According to Somadeva, “At least since 250 BCE, Sri Lankans had a clear idea of objects in the sky and outer space. In early Brahmi inscriptions, found in Sri Lanka, there are a number of names that refer to specific stars and concepts related to astronomy. One of the inscriptions in Kirinda, a religious and historic site on Sri Lanka’s southern coast, contains the phrase ‘aparimita loka datuya’ meaning ‘the infinite universe’. What it suggests is that the person who engraved it had a very good understanding of the nature of the universe they lived in.”
However, Shereen Almendra, senior lecturer of landscape design at the University of Moratuwa, Sri Lanka, offers a different, more earthly perspective. “I think the Sakwala Chakraya chart is a plan for a complex project similar to the enormous stupas that were being built at the time,” she said. “I lean towards it being a plan for Sigiriya.”
Sigiriya is one of Sri Lanka’s most recognised ancient landmarks, a 5th Century BC rock fortress, complete with flowing water, landscaped gardens and multiple living quarters. It lies just half an hour away from Anuradhapura within Sri Lanka’s Cultural Triangle, which is made up of three important ancient cities: Anuradhapura, Polonnaruwa and Kandy. “Given that the three seats carved in front of the chart appear to slightly face toward each other, it makes me think that it was a place for discussion – an ancient architect’s office if you like,” she said. “If the seats were built for a religious purpose, such as meditation, they would be in a straight line instead.”

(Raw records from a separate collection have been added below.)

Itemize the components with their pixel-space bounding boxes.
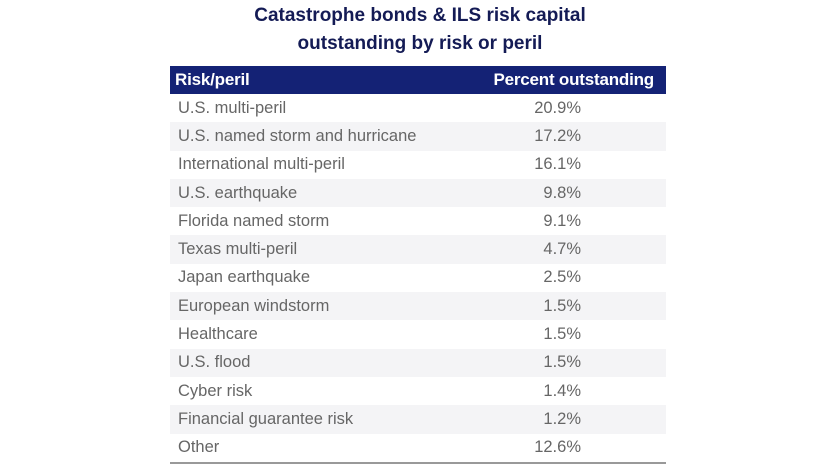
- table-row: Cyber risk 1.4%: [170, 377, 666, 405]
- risk-cell: U.S. multi-peril: [178, 98, 287, 117]
- title-line-2: outstanding by risk or peril: [297, 33, 543, 54]
- table-row: Healthcare 1.5%: [170, 320, 666, 348]
- risk-cell: U.S. earthquake: [170, 178, 459, 208]
- table-row: U.S. flood 1.5%: [170, 348, 666, 377]
- risk-cell: International multi-peril: [178, 155, 345, 174]
- risk-cell: Florida named storm: [178, 211, 330, 230]
- risk-cell: Texas multi-peril: [170, 235, 459, 264]
- table-row: U.S. named storm and hurricane 17.2%: [170, 122, 666, 151]
- table-row: International multi-peril 16.1%: [170, 151, 666, 179]
- percent-cell: 4.7%: [458, 235, 666, 264]
- table-row: European windstorm 1.5%: [170, 292, 666, 321]
- percent-cell: 20.9%: [534, 98, 581, 117]
- header-row: Risk/peril Percent outstanding: [170, 66, 666, 94]
- risk-cell: Other: [170, 433, 459, 464]
- risk-cell: European windstorm: [170, 292, 459, 321]
- header-risk: Risk/peril: [170, 66, 459, 94]
- risk-cell: Healthcare: [178, 325, 258, 344]
- table-row: U.S. earthquake 9.8%: [170, 178, 666, 208]
- table-row: Other 12.6%: [170, 433, 666, 464]
- table-row: Florida named storm 9.1%: [170, 207, 666, 235]
- percent-cell: 1.2%: [458, 405, 666, 434]
- risk-cell: Cyber risk: [178, 381, 253, 400]
- risk-cell: U.S. flood: [170, 348, 459, 377]
- percent-cell: 1.5%: [458, 348, 666, 377]
- risk-cell: Japan earthquake: [178, 268, 311, 287]
- percent-cell: 12.6%: [458, 433, 666, 464]
- percent-cell: 1.4%: [543, 381, 581, 400]
- risk-cell: U.S. named storm and hurricane: [170, 122, 459, 151]
- percent-cell: 1.5%: [458, 292, 666, 321]
- risk-cell: Financial guarantee risk: [170, 405, 459, 434]
- table-row: Texas multi-peril 4.7%: [170, 235, 666, 264]
- percent-cell: 9.8%: [458, 178, 666, 208]
- table-row: Financial guarantee risk 1.2%: [170, 405, 666, 434]
- percent-cell: 17.2%: [458, 122, 666, 151]
- title-line-1: Catastrophe bonds & ILS risk capital: [254, 5, 586, 26]
- table-title: Catastrophe bonds & ILS risk capital out…: [0, 2, 840, 58]
- percent-cell: 1.5%: [543, 325, 581, 344]
- risk-table: Risk/peril Percent outstanding U.S. mult…: [170, 66, 666, 464]
- percent-cell: 16.1%: [534, 155, 581, 174]
- percent-cell: 2.5%: [543, 268, 581, 287]
- table-row: Japan earthquake 2.5%: [170, 264, 666, 292]
- percent-cell: 9.1%: [543, 211, 581, 230]
- header-percent: Percent outstanding: [458, 66, 666, 94]
- table-row: U.S. multi-peril 20.9%: [170, 94, 666, 122]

According to Somadeva, the greatest challenge in identifying the function of the chart has been the lack of evidence to correctly date it. While Ranmasu Uyana and other parks and stupas in Anuradhapura are mentioned in chronicles and inscriptions dating as far back as 250 BC, the Sakwala Chakraya is not described in any historical records. “There would definitely have been a practical use for this diagram but it’s a huge challenge to figure out what that might have been when we can’t correctly date it,” he said.
So it seems that Sri Lanka’s enigmatic alleged stargate remains shrouded in mystery, its purpose and meaning still lost to time. The chart’s newly acquired cult status amongst sci-fi enthusiasts, however, has finally given it some well-deserved public attention. Thanks to their enthusiasm and the power of social media, it has finally stepped out of the shadow of larger-than-life Anuradhapura to stand apart on its own.